Within the fine arts, music is unique in that its generation, performance and reception involves three parties rather than two. In painting and sculpture, there is one person who comes up with the idea and executes it (the artist), and another who receives and processes it (the audience). The same can be said of writing. But in music there are three mandatory components: the composer who generates the piece, the musician who interprets it, and the audience who perceives and digests it. In a way, the audience interprets the interpretation. If you compare music-making and painting, the role of the musician in music gets broken down into various aspects, some of which are taken on by the artist, and some – by the beholder. For example, the act of interpretation or of “understanding” the intent, which falls squarely on the shoulders of the musician, is typically given to the artist who, ideally, is able to represent through the art media his or her own intention. From this breakdown many revelatory questions follow: what is the reason for creating a piece of art? Is the musician responsible for simply transmitting that reason or intent to the audience, or can he add his own flavor to the mix? Is the audience obligated to appreciate or at least to seek out the initial idea, or is it allowed to assign its own meaning to what it perceives?

If you think about the composer-musician tandem, you begin to see how intimately dependent on each other they are. It’s as if the composer has the words, but no voice to express them with, while the musician has a voice but needs the words. The composer has profound things he wants to share, but they are so personal, so complex, that only a highly skilled and attentive musician will appreciate all of the nuances. This is why his interpretation is an act of compassion. With his performance he can express to the composer his own understanding of the messages embedded in the bars of music. He can offer empathy and give voice to what has been hidden. The audience also offers a listening ear while the performer, and through him, the composer, share deeply personal things.

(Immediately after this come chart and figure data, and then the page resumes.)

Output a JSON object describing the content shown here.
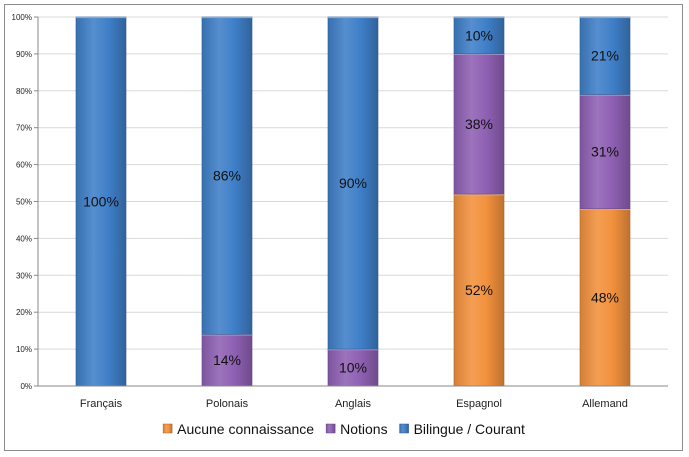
{
  "chart_data": {
    "type": "bar",
    "stacked": true,
    "percent_stacked": true,
    "categories": [
      "Français",
      "Polonais",
      "Anglais",
      "Espagnol",
      "Allemand"
    ],
    "series": [
      {
        "name": "Aucune connaissance",
        "values": [
          0,
          0,
          0,
          52,
          48
        ],
        "color": "#f2913d"
      },
      {
        "name": "Notions",
        "values": [
          0,
          14,
          10,
          38,
          31
        ],
        "color": "#8e60b3"
      },
      {
        "name": "Bilingue / Courant",
        "values": [
          100,
          86,
          90,
          10,
          21
        ],
        "color": "#3f7fc8"
      }
    ],
    "data_labels": [
      {
        "category": "Français",
        "series": "Bilingue / Courant",
        "text": "100%"
      },
      {
        "category": "Polonais",
        "series": "Notions",
        "text": "14%"
      },
      {
        "category": "Polonais",
        "series": "Bilingue / Courant",
        "text": "86%"
      },
      {
        "category": "Anglais",
        "series": "Notions",
        "text": "10%"
      },
      {
        "category": "Anglais",
        "series": "Bilingue / Courant",
        "text": "90%"
      },
      {
        "category": "Espagnol",
        "series": "Aucune connaissance",
        "text": "52%"
      },
      {
        "category": "Espagnol",
        "series": "Notions",
        "text": "38%"
      },
      {
        "category": "Espagnol",
        "series": "Bilingue / Courant",
        "text": "10%"
      },
      {
        "category": "Allemand",
        "series": "Aucune connaissance",
        "text": "48%"
      },
      {
        "category": "Allemand",
        "series": "Notions",
        "text": "31%"
      },
      {
        "category": "Allemand",
        "series": "Bilingue / Courant",
        "text": "21%"
      }
    ],
    "y_ticks": [
      "0%",
      "10%",
      "20%",
      "30%",
      "40%",
      "50%",
      "60%",
      "70%",
      "80%",
      "90%",
      "100%"
    ],
    "ylim": [
      0,
      100
    ],
    "grid": true,
    "legend_position": "bottom",
    "title": "",
    "xlabel": "",
    "ylabel": ""
  }
}
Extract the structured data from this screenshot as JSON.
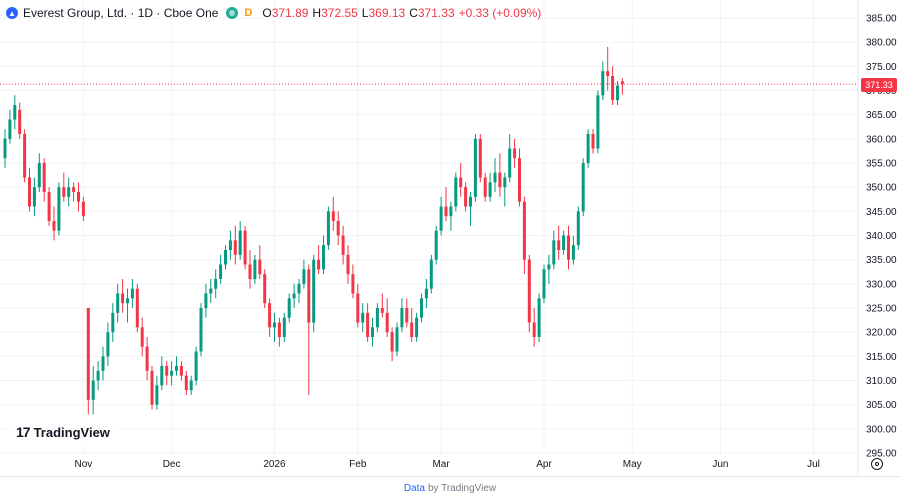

Poignantly then comes the realization that compassion flows both ways. An artist, a poet, a sculptor, a novelist are able to provide organization and structure to amorphous feelings and intimations of thought, both vague and transparent notions. They validate one’s experience and reveal how vastly similar and connected we are. As a poet, how many times have I met the eye of grateful listeners who finally heard, coming out of my mouth, words they themselves felt but could not adequately express? As an appreciator of music and art, have I not been flooded by relief, overwhelmed with joy, when I heard or saw something that I also felt within? Were not the pieces of art which evoked gratitude and resonance in others created with love? With immense compassion? The circle is closed then, and the creating, performing, and appreciating of art becomes one comprehensive communal experience.

Christian Tetzlaff points to this as he describes his personal encounters with music. “..That’s what the concert situation is about for me, when I am sitting in the hall and also when I am playing myself. It’s about communication – I almost want to say “communion”. As a player, you don’t really interpret anymore. You listen, together, with the audience.”